I spent spring break at my
cousins’ house. Carrie was obsessed with High
School Musical. We spent most of our time there in her room that smelled like
her stupid cat. We watched the movie twelve times in eight days.
When
I got back to my house, the night before the first day back at school, I
noticed that my hair had grown longer. I hadn't looked in the mirror in over a
week. I let Dorothy* sleep in my bed that night.
May
came, unseasonably warm, purple lilacs opening, and I was looking more and more
like Veronica Lake. But it was too hot for my long dress or my hobo clothes, so
most days I wore T-shirts and shorts to school.
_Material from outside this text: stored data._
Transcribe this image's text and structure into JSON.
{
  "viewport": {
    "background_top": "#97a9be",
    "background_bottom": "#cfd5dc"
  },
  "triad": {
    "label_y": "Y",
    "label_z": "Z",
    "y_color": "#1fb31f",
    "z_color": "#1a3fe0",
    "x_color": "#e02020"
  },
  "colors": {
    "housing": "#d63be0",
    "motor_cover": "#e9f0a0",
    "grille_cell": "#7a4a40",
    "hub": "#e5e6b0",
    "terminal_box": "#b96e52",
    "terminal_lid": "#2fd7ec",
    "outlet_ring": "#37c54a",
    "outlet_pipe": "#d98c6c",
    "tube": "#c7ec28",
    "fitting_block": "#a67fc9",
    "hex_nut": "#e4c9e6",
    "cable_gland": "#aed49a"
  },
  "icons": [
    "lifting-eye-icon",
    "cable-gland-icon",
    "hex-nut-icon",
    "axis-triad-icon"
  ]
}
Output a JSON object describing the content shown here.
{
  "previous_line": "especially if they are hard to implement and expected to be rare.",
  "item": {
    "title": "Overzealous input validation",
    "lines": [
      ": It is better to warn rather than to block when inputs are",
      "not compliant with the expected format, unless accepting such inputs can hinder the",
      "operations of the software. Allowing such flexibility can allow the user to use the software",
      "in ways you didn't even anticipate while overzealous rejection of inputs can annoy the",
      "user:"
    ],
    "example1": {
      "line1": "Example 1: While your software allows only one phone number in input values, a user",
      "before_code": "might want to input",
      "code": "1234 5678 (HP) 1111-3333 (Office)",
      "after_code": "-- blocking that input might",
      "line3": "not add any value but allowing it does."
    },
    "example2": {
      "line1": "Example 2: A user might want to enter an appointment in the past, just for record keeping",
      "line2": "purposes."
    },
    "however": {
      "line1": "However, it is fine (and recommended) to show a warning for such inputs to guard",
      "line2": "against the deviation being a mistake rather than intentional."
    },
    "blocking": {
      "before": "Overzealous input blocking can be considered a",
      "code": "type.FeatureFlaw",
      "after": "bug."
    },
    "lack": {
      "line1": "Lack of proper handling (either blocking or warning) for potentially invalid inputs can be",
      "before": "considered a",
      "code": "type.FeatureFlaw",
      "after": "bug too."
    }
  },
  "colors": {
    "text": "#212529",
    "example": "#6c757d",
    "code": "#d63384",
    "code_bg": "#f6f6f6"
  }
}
One day, during our section on Greek
Myths, Mister Melbein was telling us the story of how Odysseus stabbed poor
Polyphemus in the eye and there was a picture of them fighting each other in our
book of myths (it was a book for kids). All of a sudden, Jennifer Rosen blurted
out, “It’s Nicole!” and obviously she meant the Cyclops and everyone laughed,
even Mister Melbein. Then he stopped laughing and took Jennifer outside the
class.
That evening I asked my mom to
take me to the hairdresser on Saturday. She put down her book and asked me in
an even voice, “Are you sure?”
On Saturday, I sat in the swivel
chair and mumbled a goodbye to each clump of blond hair as it hit the linoleum
floor. Walking out the door, I watched with both my eyes as the clumps were all
swept away to mix with the dark curls and brown strands and on and on – all of
the hair that had collected that day.